Nespresso plant opens in Avenches – where else?
Swiss food giant Nestlé has inaugurated a second Nespresso factory in canton Vaud to meet fast-growing global demand for its pioneering coffee capsules.
The SFr300 million ($275 million) state-of-the-art plant at Avenches, north of Lausanne, can produce 4.8 billion coloured pods a year. Overall production could double to nearly ten billion capsules within three years, according to Nespresso.
Nestlé’s fastest-growing product should record double-digit growth this year despite the economic crisis, said Nespresso’s Chief Executive Officer, Richard Girardot.
“We are very confident about double digits for 2009,” the CEO told a news conference in Avenches on Wednesday.
“We have weathered the storm relatively well,” he said, adding that growth had slowed in the United States, without giving details.
The company, whose “Nespresso – what else?” adverts outside the US feature Hollywood heartthrob George Clooney, has expanded by 30 per cent each year over the past decade. Its annual sales now exceed SFr2 billion, Nestlé said.
As Nespresso is growing so fast, Girardot said it is already thinking about where to locate its next major production site, possibly in one of its biggest consumption centres.
He said the company still expected to grow fast, especially in markets like Germany and France, noting that 90 per cent of sales are in Europe compared with just five per cent in the Americas and five per cent in Asia.
He said Nespresso also hoped to break into tea-drinking China, focusing on big cities like Shanghai and Beijing.
“Where there is an urban lifestyle, that is where we could do business.”
Exclusive
Nespresso is an attempt by Nestlé to turn Italian coffee culture into a well-packaged Swiss concept, offering a selection of individual, sealed pods of premeasured “Grand Cru” ground coffee, futuristic coffee machines and exclusive personalised customer services.

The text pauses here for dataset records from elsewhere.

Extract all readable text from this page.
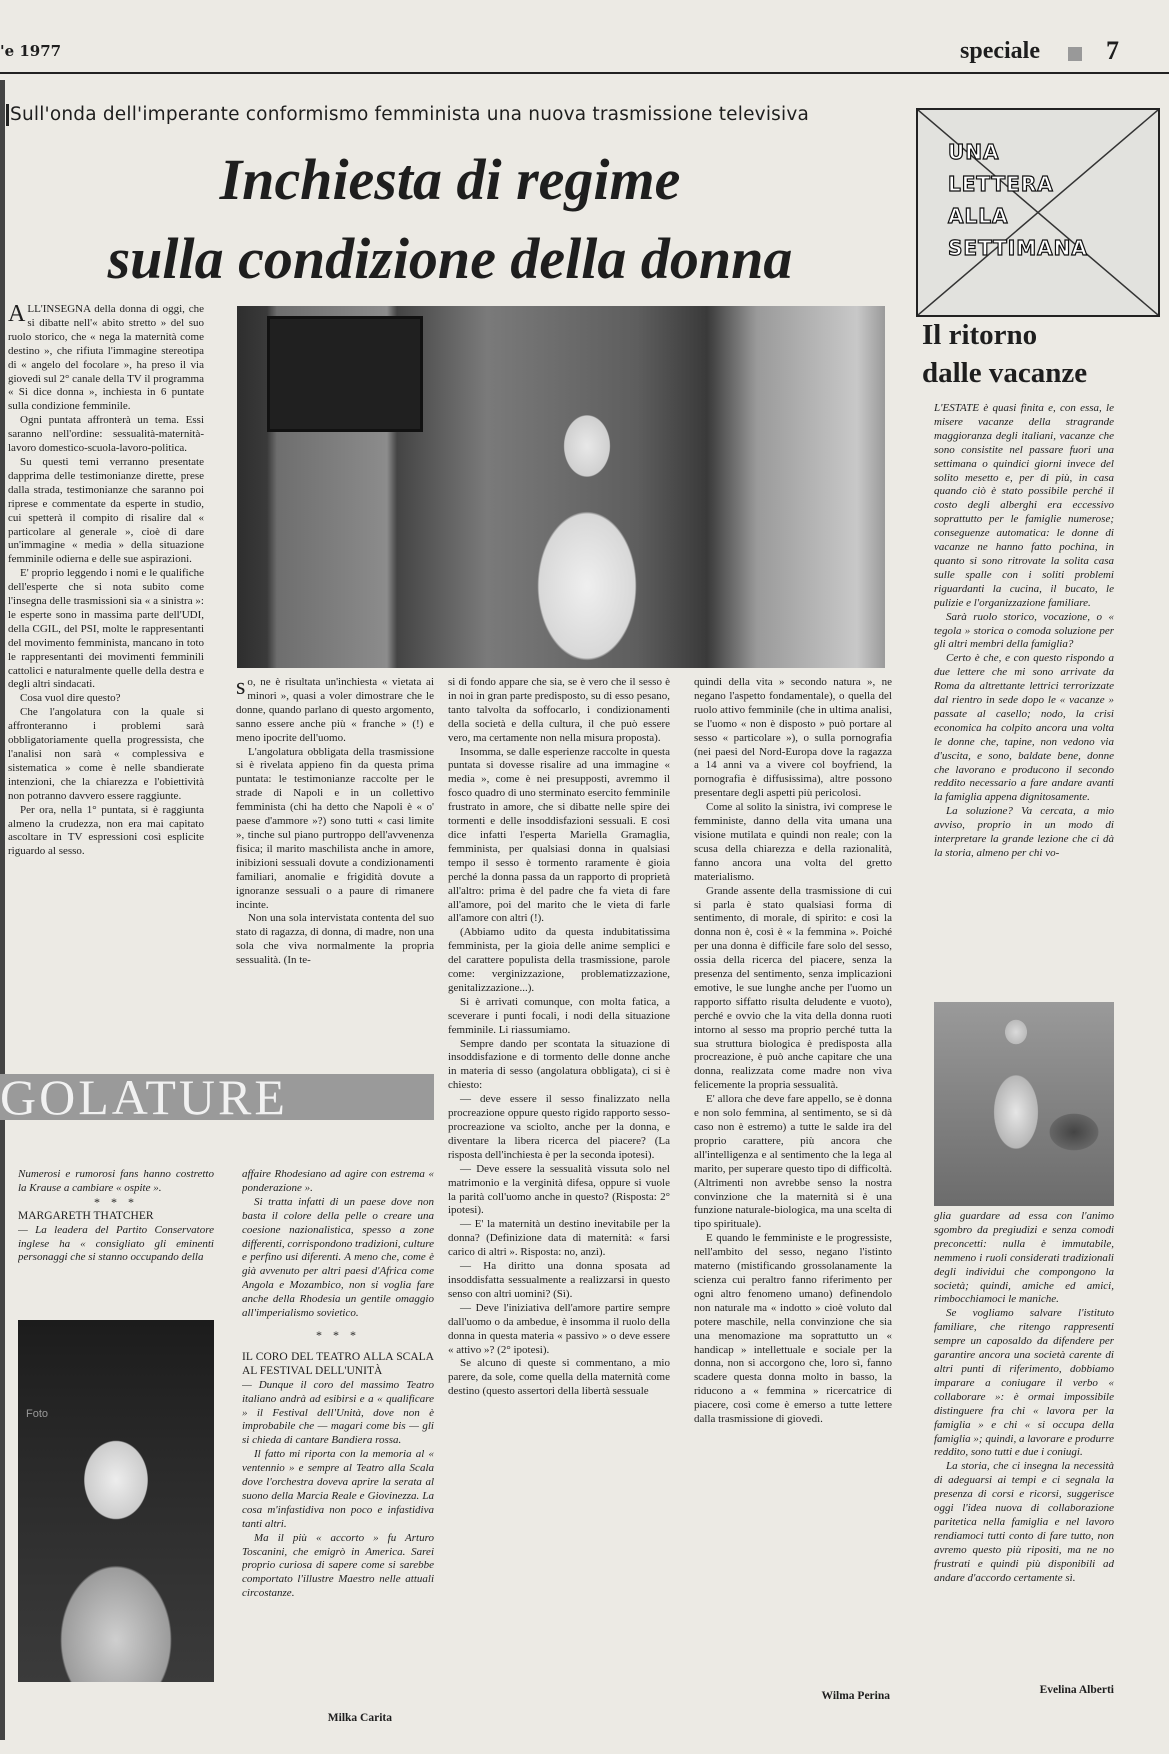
'e 1977	speciale	7
Sull'onda dell'imperante conformismo femminista una nuova trasmissione televisiva
Inchiesta di regime
sulla condizione della donna

ALL'INSEGNA della donna di oggi, che si dibatte nell'« abito stretto » del suo ruolo storico, che « nega la maternità come destino », che rifiuta l'immagine stereotipa di « angelo del focolare », ha preso il via giovedì sul 2° canale della TV il programma « Si dice donna », inchiesta in 6 puntate sulla condizione femminile.

Ogni puntata affronterà un tema. Essi saranno nell'ordine: sessualità-maternità-lavoro domestico-scuola-lavoro-politica.

Su questi temi verranno presentate dapprima delle testimonianze dirette, prese dalla strada, testimonianze che saranno poi riprese e commentate da esperte in studio, cui spetterà il compito di risalire dal « particolare al generale », cioè di dare un'immagine « media » della situazione femminile odierna e delle sue aspirazioni.

E' proprio leggendo i nomi e le qualifiche dell'esperte che si nota subito come l'insegna delle trasmissioni sia « a sinistra »: le esperte sono in massima parte dell'UDI, della CGIL, del PSI, molte le rappresentanti del movimento femminista, mancano in toto le rappresentanti dei movimenti femminili cattolici e naturalmente quelle della destra e degli altri sindacati.

Cosa vuol dire questo?

Che l'angolatura con la quale si affronteranno i problemi sarà obbligatoriamente quella progressista, che l'analisi non sarà « complessiva e sistematica » come è nelle sbandierate intenzioni, che la chiarezza e l'obiettività non potranno davvero essere raggiunte.

Per ora, nella 1° puntata, si è raggiunta almeno la crudezza, non era mai capitato ascoltare in TV espressioni così esplicite riguardo al sesso.

so, ne è risultata un'inchiesta « vietata ai minori », quasi a voler dimostrare che le donne, quando parlano di questo argomento, sanno essere anche più « franche » (!) e meno ipocrite dell'uomo.

L'angolatura obbligata della trasmissione si è rivelata appieno fin da questa prima puntata: le testimonianze raccolte per le strade di Napoli e in un collettivo femminista (chi ha detto che Napoli è « o' paese d'ammore »?) sono tutti « casi limite », tinche sul piano purtroppo dell'avvenenza fisica; il marito maschilista anche in amore, inibizioni sessuali dovute a condizionamenti familiari, anomalie e frigidità dovute a ignoranze sessuali o a paure di rimanere incinte.

Non una sola intervistata contenta del suo stato di ragazza, di donna, di madre, non una sola che viva normalmente la propria sessualità. (In te-

si di fondo appare che sia, se è vero che il sesso è in noi in gran parte predisposto, su di esso pesano, tanto talvolta da soffocarlo, i condizionamenti della società e della cultura, il che può essere vero, ma certamente non nella misura proposta).

Insomma, se dalle esperienze raccolte in questa puntata si dovesse risalire ad una immagine « media », come è nei presupposti, avremmo il fosco quadro di uno sterminato esercito femminile frustrato in amore, che si dibatte nelle spire dei tormenti e delle insoddisfazioni sessuali. E così dice infatti l'esperta Mariella Gramaglia, femminista, per qualsiasi donna in qualsiasi tempo il sesso è tormento raramente è gioia perché la donna passa da un rapporto di proprietà all'altro: prima è del padre che fa vieta di fare all'amore, poi del marito che le vieta di farle all'amore con altri (!).

(Abbiamo udito da questa indubitatissima femminista, per la gioia delle anime semplici e del carattere populista della trasmissione, parole come: verginizzazione, problematizzazione, genitalizzazione...).

Si è arrivati comunque, con molta fatica, a sceverare i punti focali, i nodi della situazione femminile. Li riassumiamo.

Sempre dando per scontata la situazione di insoddisfazione e di tormento delle donne anche in materia di sesso (angolatura obbligata), ci si è chiesto:

— deve essere il sesso finalizzato nella procreazione oppure questo rigido rapporto sesso-procreazione va sciolto, anche per la donna, e diventare la libera ricerca del piacere? (La risposta dell'inchiesta è per la seconda ipotesi).

— Deve essere la sessualità vissuta solo nel matrimonio e la verginità difesa, oppure si vuole la parità coll'uomo anche in questo? (Risposta: 2° ipotesi).

— E' la maternità un destino inevitabile per la donna? (Definizione data di maternità: « farsi carico di altri ». Risposta: no, anzi).

— Ha diritto una donna sposata ad insoddisfatta sessualmente a realizzarsi in questo senso con altri uomini? (Sì).

— Deve l'iniziativa dell'amore partire sempre dall'uomo o da ambedue, è insomma il ruolo della donna in questa materia « passivo » o deve essere « attivo »? (2° ipotesi).

Se alcuno di queste si commentano, a mio parere, da sole, come quella della maternità come destino (questo assertori della libertà sessuale

quindi della vita » secondo natura », ne negano l'aspetto fondamentale), o quella del ruolo attivo femminile (che in ultima analisi, se l'uomo « non è disposto » può portare al sesso « particolare »), o sulla pornografia (nei paesi del Nord-Europa dove la ragazza a 14 anni va a vivere col boyfriend, la pornografia è diffusissima), altre possono presentare degli aspetti più pericolosi.

Come al solito la sinistra, ivi comprese le femministe, danno della vita umana una visione mutilata e quindi non reale; con la scusa della chiarezza e della razionalità, fanno ancora una volta del gretto materialismo.

Grande assente della trasmissione di cui si parla è stato qualsiasi forma di sentimento, di morale, di spirito: e così la donna non è, così è « la femmina ». Poiché per una donna è difficile fare solo del sesso, ossia della ricerca del piacere, senza la presenza del sentimento, senza implicazioni emotive, le sue lunghe anche per l'uomo un rapporto siffatto risulta deludente e vuoto), perché e ovvio che la vita della donna ruoti intorno al sesso ma proprio perché tutta la sua struttura biologica è predisposta alla procreazione, è può anche capitare che una donna, realizzata come madre non viva felicemente la propria sessualità.

E' allora che deve fare appello, se è donna e non solo femmina, al sentimento, se si dà caso non è estremo) a tutte le salde ira del proprio carattere, più ancora che all'intelligenza e al sentimento che la lega al marito, per superare questo tipo di difficoltà. (Altrimenti non avrebbe senso la nostra convinzione che la maternità si è una funzione naturale-biologica, ma una scelta di tipo spirituale).

E quando le femministe e le progressiste, nell'ambito del sesso, negano l'istinto materno (mistificando grossolanamente la scienza cui peraltro fanno riferimento per ogni altro fenomeno umano) definendolo non naturale ma « indotto » cioè voluto dal potere maschile, nella convinzione che sia una menomazione ma soprattutto un « handicap » intellettuale e sociale per la donna, non si accorgono che, loro sì, fanno scadere questa donna molto in basso, la riducono a « femmina » ricercatrice di piacere, così come è emerso a tutte lettere dalla trasmissione di giovedì.

Wilma Perina
GOLATURE

Numerosi e rumorosi fans hanno costretto la Krause a cambiare « ospite ».

* * *

MARGARETH THATCHER

— La leadera del Partito Conservatore inglese ha « consigliato gli eminenti personaggi che si stanno occupando della

Foto

affaire Rhodesiano ad agire con estrema « ponderazione ».

Si tratta infatti di un paese dove non basta il colore della pelle o creare una coesione nazionalistica, spesso a zone differenti, corrispondono tradizioni, culture e perfino usi diferenti. A meno che, come è già avvenuto per altri paesi d'Africa come Angola e Mozambico, non si voglia fare anche della Rhodesia un gentile omaggio all'imperialismo sovietico.

* * *

IL CORO DEL TEATRO ALLA SCALA AL FESTIVAL DELL'UNITÀ

— Dunque il coro del massimo Teatro italiano andrà ad esibirsi e a « qualificare » il Festival dell'Unità, dove non è improbabile che — magari come bis — gli si chieda di cantare Bandiera rossa.

Il fatto mi riporta con la memoria al « ventennio » e sempre al Teatro alla Scala dove l'orchestra doveva aprire la serata al suono della Marcia Reale e Giovinezza. La cosa m'infastidiva non poco e infastidiva tanti altri.

Ma il più « accorto » fu Arturo Toscanini, che emigrò in America. Sarei proprio curiosa di sapere come si sarebbe comportato l'illustre Maestro nelle attuali circostanze.

Milka Carita
UNA
LETTERA
ALLA
SETTIMANA
Il ritorno
dalle vacanze

L'ESTATE è quasi finita e, con essa, le misere vacanze della stragrande maggioranza degli italiani, vacanze che sono consistite nel passare fuori una settimana o quindici giorni invece del solito mesetto e, per di più, in casa quando ciò è stato possibile perché il costo degli alberghi era eccessivo soprattutto per le famiglie numerose; conseguenze automatica: le donne di vacanze ne hanno fatto pochina, in quanto si sono ritrovate la solita casa sulle spalle con i soliti problemi riguardanti la cucina, il bucato, le pulizie e l'organizzazione familiare.

Sarà ruolo storico, vocazione, o « tegola » storica o comoda soluzione per gli altri membri della famiglia?

Certo è che, e con questo rispondo a due lettere che mi sono arrivate da Roma da altrettante lettrici terrorizzate dal rientro in sede dopo le « vacanze » passate al casello; nodo, la crisi economica ha colpito ancora una volta le donne che, tapine, non vedono via d'uscita, e sono, baldate bene, donne che lavorano e producono il secondo reddito necessario a fare andare avanti la famiglia appena dignitosamente.

La soluzione? Va cercata, a mio avviso, proprio in un modo di interpretare la grande lezione che ci dà la storia, almeno per chi vo-

glia guardare ad essa con l'animo sgombro da pregiudizi e senza comodi preconcetti: nulla è immutabile, nemmeno i ruoli considerati tradizionali degli individui che compongono la società; quindi, amiche ed amici, rimbocchiamoci le maniche.

Se vogliamo salvare l'istituto familiare, che ritengo rappresenti sempre un caposaldo da difendere per garantire ancora una società carente di altri punti di riferimento, dobbiamo imparare a coniugare il verbo « collaborare »: è ormai impossibile distinguere fra chi « lavora per la famiglia » e chi « si occupa della famiglia »; quindi, a lavorare e produrre reddito, sono tutti e due i coniugi.

La storia, che ci insegna la necessità di adeguarsi ai tempi e ci segnala la presenza di corsi e ricorsi, suggerisce oggi l'idea nuova di collaborazione paritetica nella famiglia e nel lavoro rendiamoci tutti conto di fare tutto, non avremo questo più ripositi, ma ne no frustrati e quindi più disponibili ad andare d'accordo certamente sì.

Evelina Alberti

The brand’s popularity can largely be explained by Nespresso’s ease of use and quality. You pop a small coloured aluminium capsule into a stylish coffee machine, press a button and hey presto: a homemade espresso – albeit a pricey one – without any mess or complications.
Another possible reason for its success is that the pods only work in Nespresso machines, which are also produced by manufacturers including Turmix, Jura, Miele and Siemens.
Nespresso’s lifestyle marketing, with George Clooney and its exclusive club, could be another reason behind the company’s spectacular growth.
Consumers are automatically enrolled into a loyalty programme and receive a glossy lifestyle magazine that reinforces the idea that they belong to a select club.
A key element of this exclusivity is that, unlike many of its competitors, Nespresso does not sell its coffee capsules via retailers. Instead, customers buy the pods and machines direct from select Nespresso “boutiques”, online or over the phone.
Girardot said 47 per cent of sales are currently online, 35 per cent in its boutiques and 18 per cent by phone, adding that he expects 180 boutiques to be open by the end of 2009, up from 163 today.
Roman Empire
The new 400,000 square metre factory in Avenches, the former capital of Roman Switzerland, should add 600 jobs by 2012, making it the region’s largest employer, the company said.
Avenches was chosen as the site of Nespresso’s second production facility for its closeness to the other factory at Orbe, also in canton Vaud, which has facilitated knowledge transfer.
It is also close to the Geneva-Lausanne-Bern motorway and train line, and for reasons of economic promotion the firm will reportedly not pay taxes for ten years.
But not everything is perfect in the exclusive world of Nespresso. Critics say that like all big coffee firms, Nestlé does not pay coffee farmers enough for its crop.
“Nespresso’s advertisements are so glossy and seductive that the consumer can forget there was ever a coffee farmer in the first place,” filmmaker Nick Francis, who co-directed Black Gold, a recent documentary on the global coffee industry, told the BBC.
“Partnership”
But Nespresso argues that 35 per cent of its coffee is now bought under a scheme called AAA Sustainable Quality.
“It’s a kind of partnership,” Pascal Hottinger, director of Nespresso Switzerland, told swissinfo. “We get best-quality beans over the long term and they get a higher price [ten per cent more than premium market prices] and agricultural know-how.”
Nespresso says it expects 50 per cent of its coffee to reach this standard by 2010.
Another criticism of the coloured pods is that they are environmentally unfriendly, as most people just throw them in the rubbish bin.
Nespresso says it has a “model” recycling system in place in Switzerland, where 63 per cent of capsules are recycled, and it hopes to extend this initiative to other countries, in particular to France, Spain and Germany via local partners.
Simon Bradley in Avenches, swissinfo.ch
Nespresso was launched in 1986. The company now employs more than 3,900 people worldwide.
Over the past decade it has enjoyed average growth of 30 per cent. In 2008 turnover was SFr2.2 billion – Nestlé’s fastest-growing business.
Nespresso belongs to Nestlé’s “other food and drink” section, which grew in the first three months of 2009 to SFr4.4 billion.
There are currently seven million Nespresso Club members in 50 countries.